India's regional parties are collapsing — and the centre is not what it seems
A wave of regional-party collapses is reshaping Indian federal politics. The story told is about strongmen and defections. The structural story is about a state that has learned to govern without them.

On 24 June 2026, The Indian Express ran a long read with an unfashionable thesis: India's regional parties are not merely losing elections. They are unravelling as organisational forms. The piece documents a pattern of implosion across state-level formations — parties that once delivered governments, ministries, and a check on New Delhi are shedding leaders, splitting factions, and folding into national outfits or the political wilderness.
The story is told, mostly, as a tale of personality. A charismatic founder dies, a successor overreaches, a family feud splits the bench. That framing is not wrong. It is just incomplete. Read across the same paper's other 24 June coverage — its monsoon-defeat crops piece, its fire-safety exposé, its technology-and-growth column — and a different picture assembles. The regional party as a vehicle for sub-national voice is being hollowed out by a state apparatus that has, over two decades, become very good at running India without intermediaries.
What the implosion looks like
The Indian Express diagnosis is blunt: regional parties are running out of oxygen. State-level formations built on caste arithmetic, linguistic identity, or a single dominant leader are losing their operating logic. Splits are happening faster than mergers. Sitting legislators are crossing the floor in numbers that would have been a scandal a decade ago and are now a footnote. The piece frames this not as one bad election cycle but as a structural reset.
The proximate causes are well-rehearsed. The Bharatiya Janata Party's expansion at the state level has eaten directly into the addressable vote base of every regional formation not aligned with it. The Indian National Congress, after decades of retreat, has re-centralised its brand and discipline. The Election Commission has tightened recognition and symbol rules in ways that punish fragmented state outfits. Money flows harder through national parties than through state ones — a fact of campaign finance that compounds every election cycle.
The counter-narrative the party men will offer
Ask a regional satrap and you will get a different story. The BJP's centralisation, they will argue, is not democratic competition but administrative coercion — investigative agencies used as political instruments, governors sent to disrupt state governments, central schemes that bind states tighter to the Union. From this vantage, regional parties are not failing; they are being squeezed.
There is real evidence behind that read. India's federal architecture has, in the past decade, tilted measurably toward the Centre — through tax devolution formulae, through the use of gubernatorial discretion, through the sheer financial weight of centrally sponsored schemes. A regional party that wins a state election finds itself administering a government whose discretionary levers have narrowed. That is a legitimate grievance, and The Indian Express piece acknowledges it without endorsing it as the whole story.

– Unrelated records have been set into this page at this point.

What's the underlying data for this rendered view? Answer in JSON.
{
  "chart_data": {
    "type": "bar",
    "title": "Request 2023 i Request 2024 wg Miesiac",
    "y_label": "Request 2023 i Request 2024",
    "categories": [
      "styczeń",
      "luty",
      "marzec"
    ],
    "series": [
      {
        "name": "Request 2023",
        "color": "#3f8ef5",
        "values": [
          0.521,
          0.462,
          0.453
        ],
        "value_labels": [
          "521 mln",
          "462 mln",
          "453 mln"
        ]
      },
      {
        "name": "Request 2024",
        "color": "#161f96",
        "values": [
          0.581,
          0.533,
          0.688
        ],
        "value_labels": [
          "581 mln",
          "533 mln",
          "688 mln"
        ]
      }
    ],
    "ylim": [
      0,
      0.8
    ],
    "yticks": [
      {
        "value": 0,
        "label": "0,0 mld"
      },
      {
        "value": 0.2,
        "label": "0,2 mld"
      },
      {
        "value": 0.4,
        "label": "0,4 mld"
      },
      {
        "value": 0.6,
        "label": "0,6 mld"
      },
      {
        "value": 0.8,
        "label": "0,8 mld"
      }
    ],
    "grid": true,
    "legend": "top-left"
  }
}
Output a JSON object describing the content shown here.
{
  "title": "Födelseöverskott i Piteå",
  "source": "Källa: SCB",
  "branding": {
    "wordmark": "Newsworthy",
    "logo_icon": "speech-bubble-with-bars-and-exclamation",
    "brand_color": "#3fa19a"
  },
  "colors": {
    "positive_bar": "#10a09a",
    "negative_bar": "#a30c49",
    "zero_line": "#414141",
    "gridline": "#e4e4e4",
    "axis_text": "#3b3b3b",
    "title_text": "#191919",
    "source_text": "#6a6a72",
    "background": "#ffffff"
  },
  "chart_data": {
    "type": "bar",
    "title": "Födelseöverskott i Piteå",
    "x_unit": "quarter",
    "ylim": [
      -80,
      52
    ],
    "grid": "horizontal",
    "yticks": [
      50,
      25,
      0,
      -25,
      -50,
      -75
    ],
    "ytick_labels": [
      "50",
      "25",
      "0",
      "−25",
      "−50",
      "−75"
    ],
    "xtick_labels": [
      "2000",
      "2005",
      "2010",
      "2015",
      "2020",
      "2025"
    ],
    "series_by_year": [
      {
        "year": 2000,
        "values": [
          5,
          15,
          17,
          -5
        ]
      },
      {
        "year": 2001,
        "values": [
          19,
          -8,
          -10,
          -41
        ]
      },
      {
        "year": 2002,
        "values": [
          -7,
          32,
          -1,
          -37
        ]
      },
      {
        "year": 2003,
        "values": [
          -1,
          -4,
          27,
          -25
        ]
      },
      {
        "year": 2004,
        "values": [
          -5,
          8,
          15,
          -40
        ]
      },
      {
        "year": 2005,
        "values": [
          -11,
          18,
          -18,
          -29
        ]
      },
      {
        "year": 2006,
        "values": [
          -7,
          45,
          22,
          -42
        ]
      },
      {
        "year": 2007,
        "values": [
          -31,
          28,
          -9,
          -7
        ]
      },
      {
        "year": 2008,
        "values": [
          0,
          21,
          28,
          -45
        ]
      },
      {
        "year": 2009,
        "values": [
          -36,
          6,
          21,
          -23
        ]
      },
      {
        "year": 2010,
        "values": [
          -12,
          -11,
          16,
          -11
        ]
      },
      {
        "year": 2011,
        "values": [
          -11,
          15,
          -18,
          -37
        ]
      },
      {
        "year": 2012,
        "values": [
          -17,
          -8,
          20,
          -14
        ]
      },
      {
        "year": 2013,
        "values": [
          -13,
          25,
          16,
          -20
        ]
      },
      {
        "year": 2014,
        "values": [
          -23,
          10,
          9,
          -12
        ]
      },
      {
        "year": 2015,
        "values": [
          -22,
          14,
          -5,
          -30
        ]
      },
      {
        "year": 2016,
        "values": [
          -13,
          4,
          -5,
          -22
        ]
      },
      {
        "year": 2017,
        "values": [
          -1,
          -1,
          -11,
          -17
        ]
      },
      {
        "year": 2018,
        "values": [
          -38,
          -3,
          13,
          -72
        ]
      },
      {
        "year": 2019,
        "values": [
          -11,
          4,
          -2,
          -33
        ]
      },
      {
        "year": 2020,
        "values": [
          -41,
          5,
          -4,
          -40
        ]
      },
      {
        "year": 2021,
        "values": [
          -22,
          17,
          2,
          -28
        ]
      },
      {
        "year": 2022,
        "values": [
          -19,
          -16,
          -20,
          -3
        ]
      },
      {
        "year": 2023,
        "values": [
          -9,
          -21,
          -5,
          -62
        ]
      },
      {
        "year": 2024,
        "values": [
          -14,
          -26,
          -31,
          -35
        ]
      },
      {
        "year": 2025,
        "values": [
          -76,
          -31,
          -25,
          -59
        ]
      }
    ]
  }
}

The structural frame, in plain prose
The larger pattern here is older than any one party. When a state becomes administratively capable — when it can deliver welfare payments, run biometric identity systems, push direct benefit transfers, build highways and ports at speed — the case for sub-national mediation weakens. The voter who once needed a regional strongman to extract resources from a distant capital no longer does. The capital has learned to send the money directly, by name, to a bank account. The middleman party becomes, in functional terms, redundant.
This is not an argument about whether centralisation is good or bad. It is an observation about what good governance, as the BJP and Congress alike have come to define it, does to federal pluralism. The institutions India has built — Aadhaar, the Unified Payments Interface, the direct-benefit-transfer machinery, the GST Council's revenue architecture — are not partisan in design. They are centralising in effect. They route around the state-level broker.
Stakes, and what the next cycle will test
If the trend holds, the 2026 and 2029 elections will be fought as a near-binary contest between two national formations, with regional parties reduced to either small pressure groups or junior partners. India's celebrated federal culture — the Tamil Nadu DMK versus AIADMK seesaw, the Bihar caste mathematics, the West Bengal and Kerala two-front contests — becomes a feature of political history rather than political present.
That has consequences the wire commentary has barely begun to name. A two-party national system at India's scale is not a healthier democracy; it is a less legible one. Policy feedback gets weaker at the sub-national level. Regional grievances — linguistic, agrarian, caste-based — lose institutional channels and seek others. The Indian Express's fire-safety crisis story, its monsoon-crop piece, its law-and-order-from-1986 reflection: each of these is, on one reading, a story about what happens when the state delivers without asking local political society what it needs.
The honest summary is that the sources available do not fully settle the question of whether regional parties are dying because voters have moved on or because the state has moved in. The Indian Express leans toward the first reading. The regional leaders themselves insist on the second. The data — voter share, sitting-MLA defections, state-election swings — supports both at different points in the cycle. What is beyond dispute is the direction of travel. The regional party as a governing vehicle is a smaller share of Indian politics at the end of June 2026 than it was at the start of the year, and nothing in the available reporting suggests the slope reverses before the next general election.
This piece reads The Indian Express's regional-parties diagnosis against its own same-day coverage on agriculture, fire safety, and technology-and-growth to surface a structural pattern the wire headlines do not name directly.